The intention of government at the time was to use the instrumentality of the Cabotage Act to institute a liberal protectionist maritime industry policy for the resuscitation and protection of the local shipping industry from incapacitation due to the domination of carriages from point to point within Nigerian waters. It also was also meant to check unhealthy competition from the highly subsidised foreign vessels.
We all believed at the time that through the Cabotage Act, the local industry would be able to control and become very strong in domestic shipping before venturing into regional or international shipping where it would then be able to withstand competition from the highly subsidized foreign ships in international shipping.
After the Cabotage Law came the big one – the Port Reform of 2006. Nothing would stop Obasanjo from implementing his reform agenda for the ports. Not the workers, not the outcry of a few uninformed lot and certainly not the absence of a separate legislation for that purpose. In the President’s opinion, and rightly so, the Nigerian Ports Authority (NPA) Act provided sufficient cover for the exercise.

But for Obasanjo’s doggedness in performing that painful, but necessary, surgical operation on Nigerian ports seven years ago; we would have experienced a total meltdown in the system and the Nigerian economy would have paid dearly for it.
I align with the assertion of the Chairman, Shipping Association of Nigeria, Mr.

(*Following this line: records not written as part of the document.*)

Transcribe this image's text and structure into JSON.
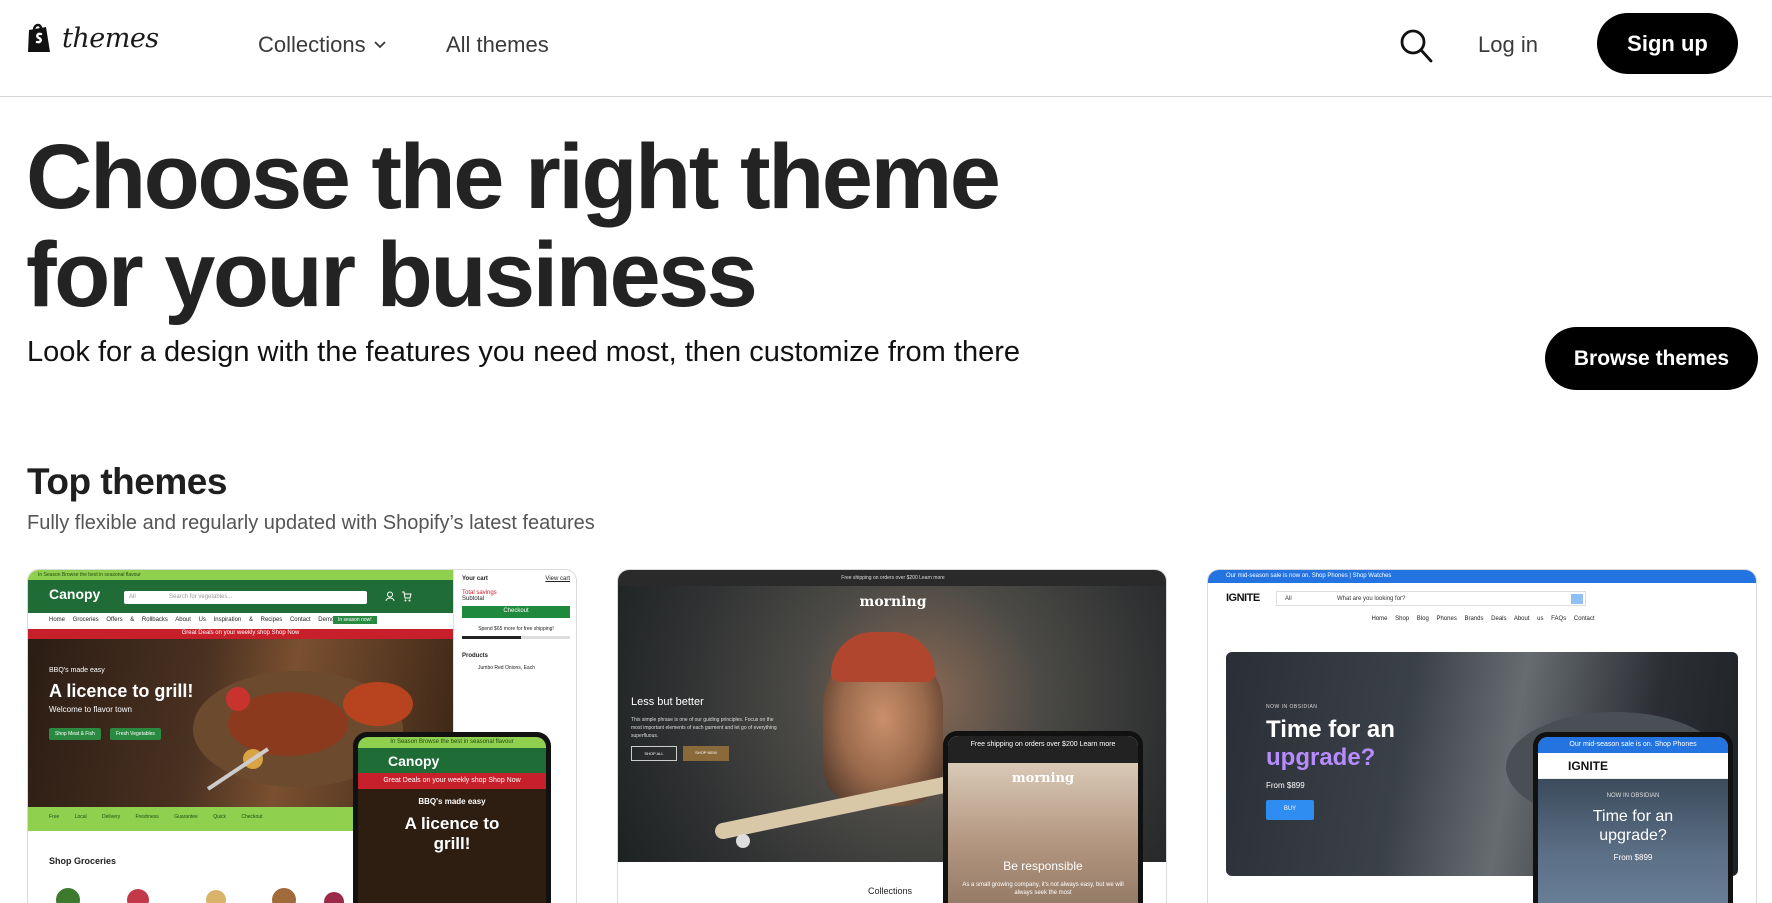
{
  "header": {
    "logo_word": "themes",
    "nav": {
      "collections": "Collections",
      "all_themes": "All themes"
    },
    "login": "Log in",
    "signup": "Sign up"
  },
  "hero": {
    "title_line1": "Choose the right theme",
    "title_line2": "for your business",
    "subtitle": "Look for a design with the features you need most, then customize from there",
    "browse_button": "Browse themes"
  },
  "top_themes": {
    "title": "Top themes",
    "subtitle": "Fully flexible and regularly updated with Shopify’s latest features"
  },
  "cards": {
    "canopy": {
      "topbar": "In Season Browse the best in seasonal flavour",
      "logo": "Canopy",
      "search_category": "All",
      "search_placeholder": "Search for vegetables...",
      "menu": "Home Groceries Offers & Rollbacks About Us Inspiration & Recipes Contact Demos",
      "in_season": "In season now!",
      "deal": "Great Deals on your weekly shop Shop Now",
      "hero_small": "BBQ's made easy",
      "hero_big": "A licence to grill!",
      "hero_welcome": "Welcome to flavor town",
      "btn_meat": "Shop Meat & Fish",
      "btn_veg": "Fresh Vegetables",
      "features": "Free Local Delivery Freshness Guarantee Quick Checkout",
      "shop_groceries": "Shop Groceries",
      "cart_title": "Your cart",
      "cart_view": "View cart",
      "total_savings": "Total savings",
      "subtotal": "Subtotal",
      "checkout": "Checkout",
      "spend_note": "Spend $65 more for free shipping!",
      "products": "Products",
      "product_item": "Jumbo Red Onions, Each",
      "phone_top": "In Season Browse the best in seasonal flavour",
      "phone_logo": "Canopy",
      "phone_deal": "Great Deals on your weekly shop Shop Now",
      "phone_small": "BBQ's made easy",
      "phone_big": "A licence to grill!"
    },
    "morning": {
      "topbar": "Free shipping on orders over $200 Learn more",
      "logo": "morning",
      "headline": "Less but better",
      "description": "This simple phrase is one of our guiding principles. Focus on the most important elements of each garment and let go of everything superfluous.",
      "btn_shop_all": "SHOP ALL",
      "btn_shop_new": "SHOP NEW",
      "collections": "Collections",
      "phone_top": "Free shipping on orders over $200 Learn more",
      "phone_logo": "morning",
      "phone_headline": "Be responsible",
      "phone_text": "As a small growing company, it's not always easy, but we will always seek the most"
    },
    "ignite": {
      "topbar": "Our mid-season sale is now on. Shop Phones | Shop Watches",
      "logo": "IGNITE",
      "search_category": "All",
      "search_placeholder": "What are you looking for?",
      "menu": "Home Shop Blog Phones Brands Deals About us FAQs Contact",
      "now_in": "NOW IN OBSIDIAN",
      "headline1": "Time for an",
      "headline2": "upgrade?",
      "from": "From $899",
      "buy": "BUY",
      "phone_top": "Our mid-season sale is on. Shop Phones",
      "phone_logo": "IGNITE",
      "phone_now_in": "NOW IN OBSIDIAN",
      "phone_headline": "Time for an upgrade?",
      "phone_from": "From $899"
    }
  }
}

Val Usifoh, when he described Obasanjo as the saviour of Nigerian ports.
Following closely on the heels of the port reform was merger of the National Maritime Authority (NMA) with JOMALIC. That merger became effective on August 1, 2006, giving birth to the National Maritime Administration and Safety Agency (NAMASA) which later became the Nigerian Maritime Administration and Safety Agency (NIMASA).
One month to the end of his administration, Obasanjo signed the Council for the Regulation of Freight Forwarding in Nigeria (CRFFN) Act.
The Council was charged with, amongst other responsibilities, regulating and controlling the practice of freight forwarding in Nigeria and promoting the highest standards of competence, practice and conduct among members of the profession.
It is clear, therefore, that not only did the former President hit the ground running with regards to the developing the maritime industry, he was able to sustain the tempo all through his tenure.
But what do we see today in terms of President Jonathan’s interest for the industry? Nothing, I must say. Apart from appointing a Senior Special Adviser on Maritime Affairs whose impact the industry is yet to feel, nothing meaningful has been achieved under this regime for the shipping sector.
President Jonathan made one attempt to address the challenges of the industry last year. Specifically on 23rd July 2012, he hosted the Presidential Maritime Security Retreat on Harnessing the Potential of Nigeria’s Maritime Sector for Sustainable Economic Development at the Presidential Villa in Abuja. At the end of the retreat, a committee made up of eminent persons in the maritime industry and chaired by Transport Minister, Senator Idris Umar, was set up to make far reaching recommendations to the President on how to develop the maritime industry. The Committee has since concluded its assignment and submitted its report but one year after, the report has neither been made public nor implemented. That is how serious this government has been with the ‘transformation’ of the maritime industry!